The point of Wednesday's announcement was not to push any one particular project, said Ed Lu—an astronaut who has traveled on three missions to the International Space Station—at the press conference, but rather to raise awareness and encourage the discovery of asteroids in any way possible.

"We want to see the job done. We don't care who does it," said Rusty Schweickart, an Apollo 9 astronaut. Lu and Schweikart, both astronauts and engineers, co-founded the B612 Foundation as part of their mission to stop asteroids from striking Earth. "What we're interested in is assuming responsibility today for the future of life here on Earth," Schweikert said.

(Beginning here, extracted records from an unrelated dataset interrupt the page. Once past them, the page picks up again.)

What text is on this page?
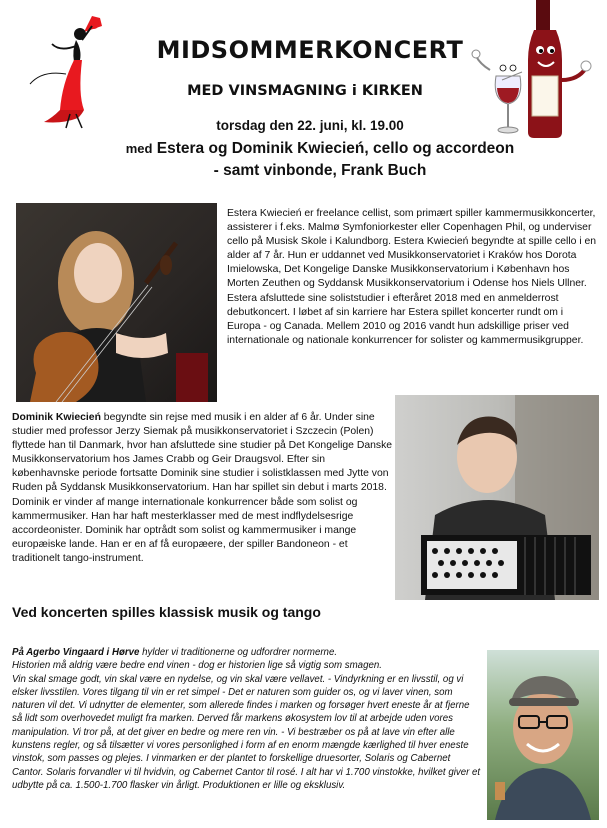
MIDSOMMERKONCERT
MED VINSMAGNING i KIRKEN
torsdag den 22. juni, kl. 19.00
med Estera og Dominik Kwiecień, cello og accordeon
- samt vinbonde, Frank Buch
Estera Kwiecień er freelance cellist, som primært spiller kammermusikkoncerter, assisterer i f.eks. Malmø Symfoniorkester eller Copenhagen Phil, og underviser cello på Musisk Skole i Kalundborg. Estera Kwiecień begyndte at spille cello i en alder af 7 år. Hun er uddannet ved Musikkonservatoriet i Kraków hos Dorota Imielowska, Det Kongelige Danske Musikkonservatorium i København hos Morten Zeuthen og Syddansk Musikkonservatorium i Odense hos Niels Ullner. Estera afsluttede sine soliststudier i efteråret 2018 med en anmelderrost debutkoncert. I løbet af sin karriere har Estera spillet koncerter rundt om i Europa - og Canada. Mellem 2010 og 2016 vandt hun adskillige priser ved internationale og nationale konkurrencer for solister og kammermusikgrupper.
Dominik Kwiecień begyndte sin rejse med musik i en alder af 6 år. Under sine studier med professor Jerzy Siemak på musikkonservatoriet i Szczecin (Polen) flyttede han til Danmark, hvor han afsluttede sine studier på Det Kongelige Danske Musikkonservatorium hos James Crabb og Geir Draugsvol. Efter sin københavnske periode fortsatte Dominik sine studier i solistklassen med Jytte von Ruden på Syddansk Musikkonservatorium. Han har spillet sin debut i marts 2018. Dominik er vinder af mange internationale konkurrencer både som solist og kammermusiker. Han har haft mesterklasser med de mest indflydelsesrige accordeonister. Dominik har optrådt som solist og kammermusiker i mange europæiske lande. Han er en af få europæere, der spiller Bandoneon - et traditionelt tango-instrument.
Ved koncerten spilles klassisk musik og tango
På Agerbo Vingaard i Hørve hylder vi traditionerne og udfordrer normerne.
Historien må aldrig være bedre end vinen - dog er historien lige så vigtig som smagen.
Vin skal smage godt, vin skal være en nydelse, og vin skal være vellavet. - Vindyrkning er en livsstil, og vi elsker livsstilen. Vores tilgang til vin er ret simpel - Det er naturen som guider os, og vi laver vinen, som naturen vil det. Vi udnytter de elementer, som allerede findes i marken og forsøger hvert eneste år at fjerne så lidt som overhovedet muligt fra marken. Derved får markens økosystem lov til at arbejde uden vores manipulation. Vi tror på, at det giver en bedre og mere ren vin. - Vi bestræber os på at lave vin efter alle kunstens regler, og så tilsætter vi vores personlighed i form af en enorm mængde kærlighed til hver eneste vinstok, som passes og plejes. I vinmarken er der plantet to forskellige druesorter, Solaris og Cabernet Cantor. Solaris forvandler vi til hvidvin, og Cabernet Cantor til rosé. I alt har vi 1.700 vinstokke, hvilket giver et udbytte på ca. 1.500-1.700 flasker vin årligt. Produktionen er lille og eksklusiv.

To continue raising public awareness of the danger of uncharted asteroids, Asteroid Day will take place on June 30, which coincides with the anniversary of the Tunguska explosion over Siberia in 1908, when the impact of an asteroid burned roughly 800 square miles of land. It will be marked with regionally organized events, according to the Asteroid Day website, such as live concerts, community events, lectures, educational programs and more, to bolster support for a movement to increase detection and tracking of asteroids.

"We have the technology to deflect dangerous asteroids through kinetic impactors and gravity tractors, but only if we have years of advance warning of their trajectories," Lu said in the Asteroid Day press release. "Now we need the resolve to go forward. It is the only natural disaster we know how to prevent."